Mimicking Synaptic Behaviors with Cross-Point Structured TiOx/TiOy-Based Filamentary RRAM for Neuromorphic Applications

Abstract

This paper presents the fabrication and characterization of the cross-point structure 20 x 20 mu m(2) RRAM with TiOx/TiOy bi-layer insulator for synaptic application in neuromorphic systems. The measured oxygen concentration of the TiOx/TiOy switching layers of the fabricated devices using X-ray photoelectron spectroscopy analysis showed that the oxygen concentration ratio between TiOx and TiOy is similar to 1.5. After electroforming at similar to 5.62 V, the on/off ratio was similar to 76 at 0.2 V with the DC sweep voltage scheme.

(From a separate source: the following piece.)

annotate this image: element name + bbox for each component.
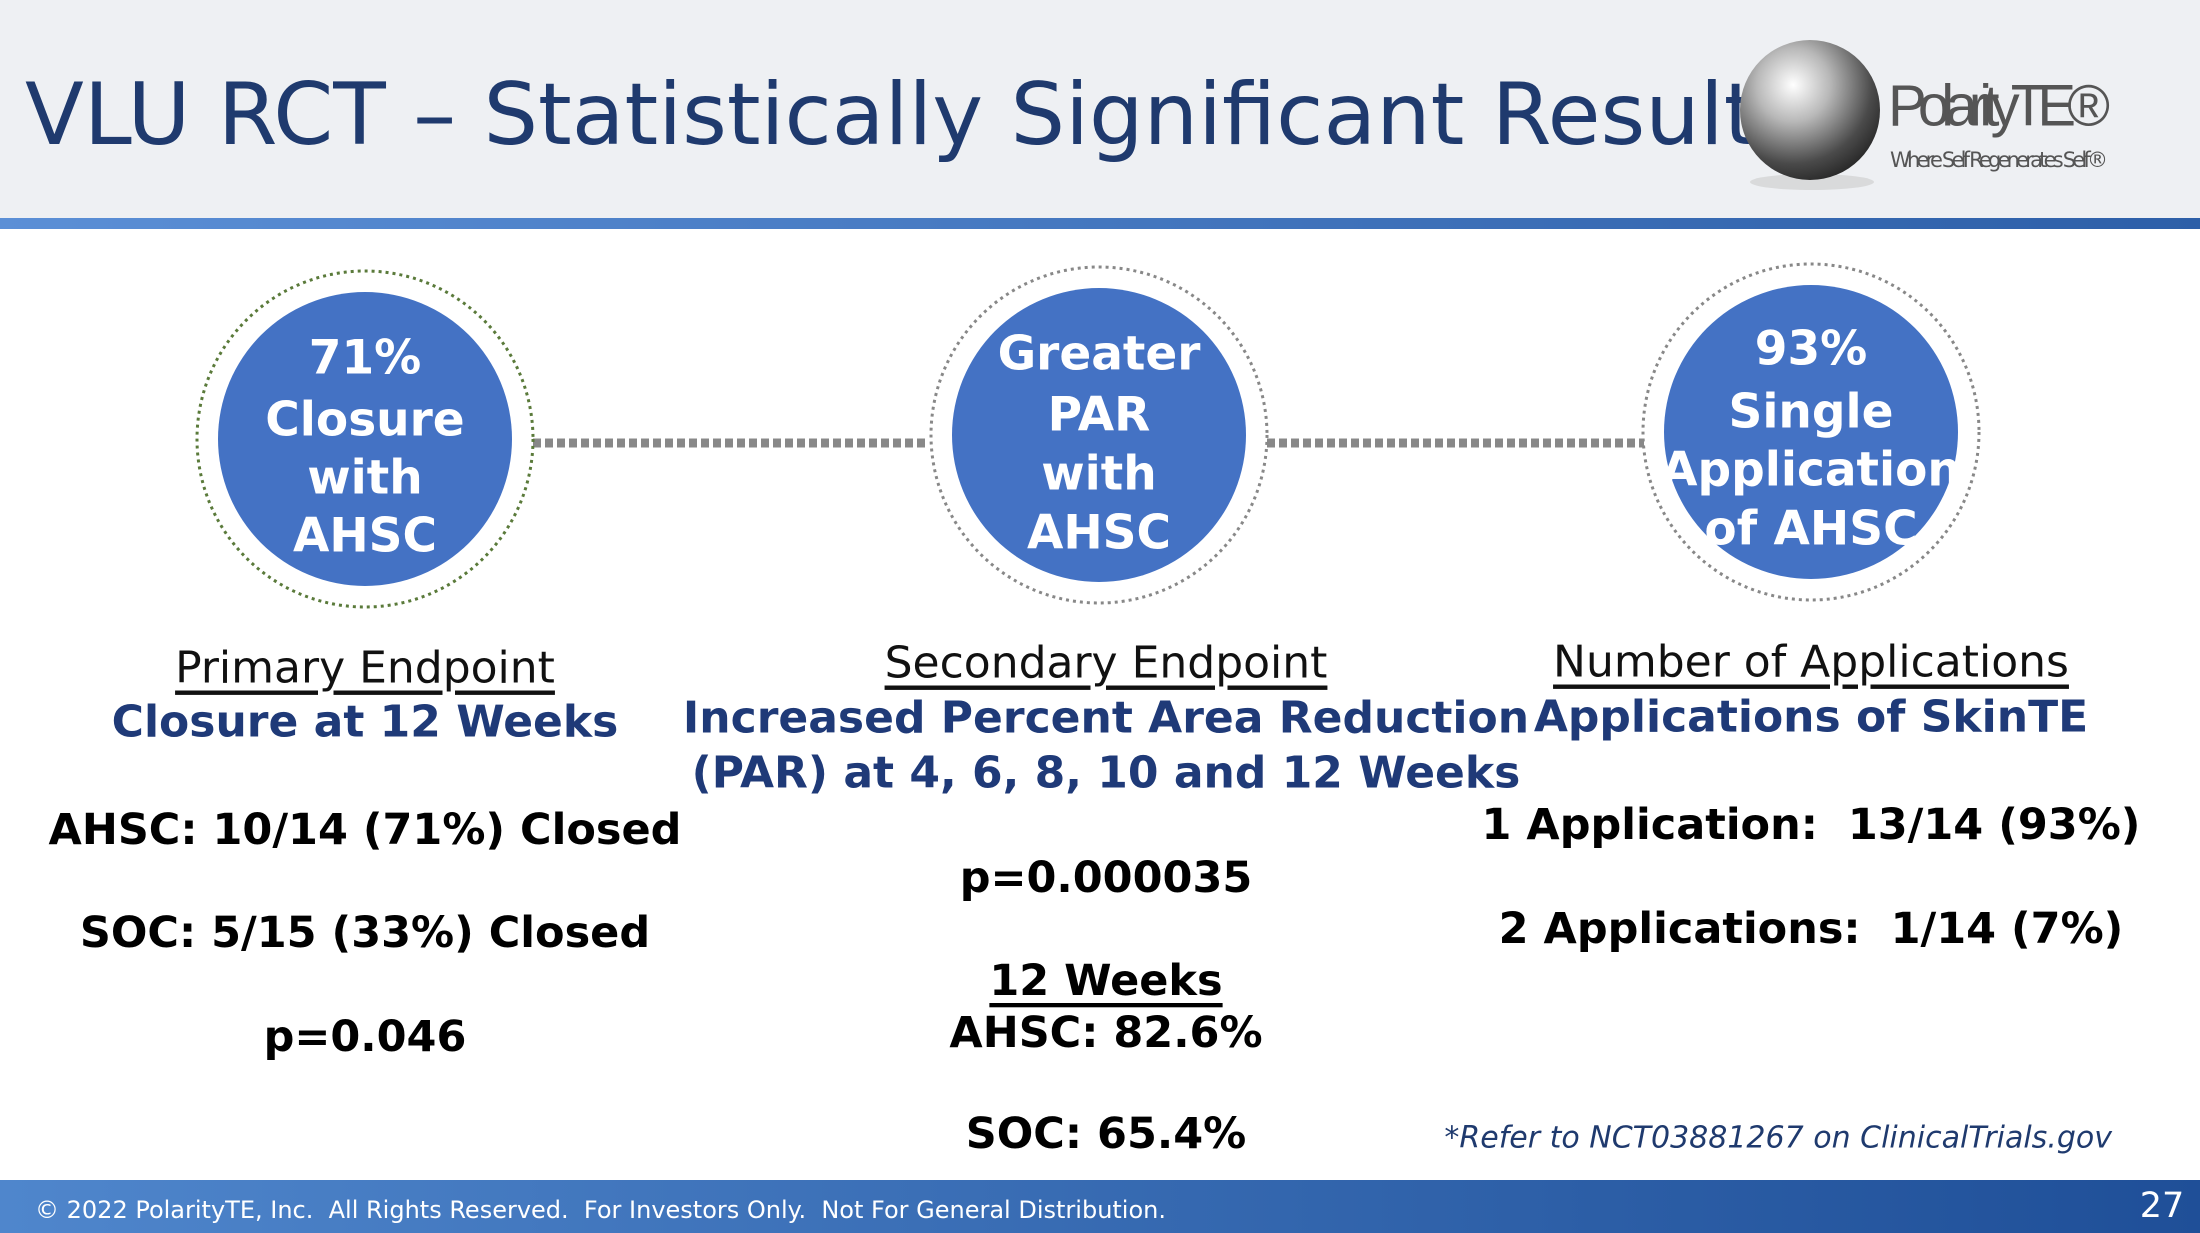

Synaptic behaviors including long-term potentiation (LTP) and long-term depression (LTD) were performed with 50 identical pulses for the implementation of RRAM into neuromorphic systems based on convolutional neural networks. Also, linearly increased (or decreased) 25 pulses were applied to the device so that the conductance changes linearly. The resulting linear LTP and LTD characteristics were mirror-symmetric, which could maximize the accuracy. For Hebbian learning, the device also mimicked the spike-timing-dependent plasticity properties with a conductance change from - 77.79% to 96.07% using a time-division multiplexing approach.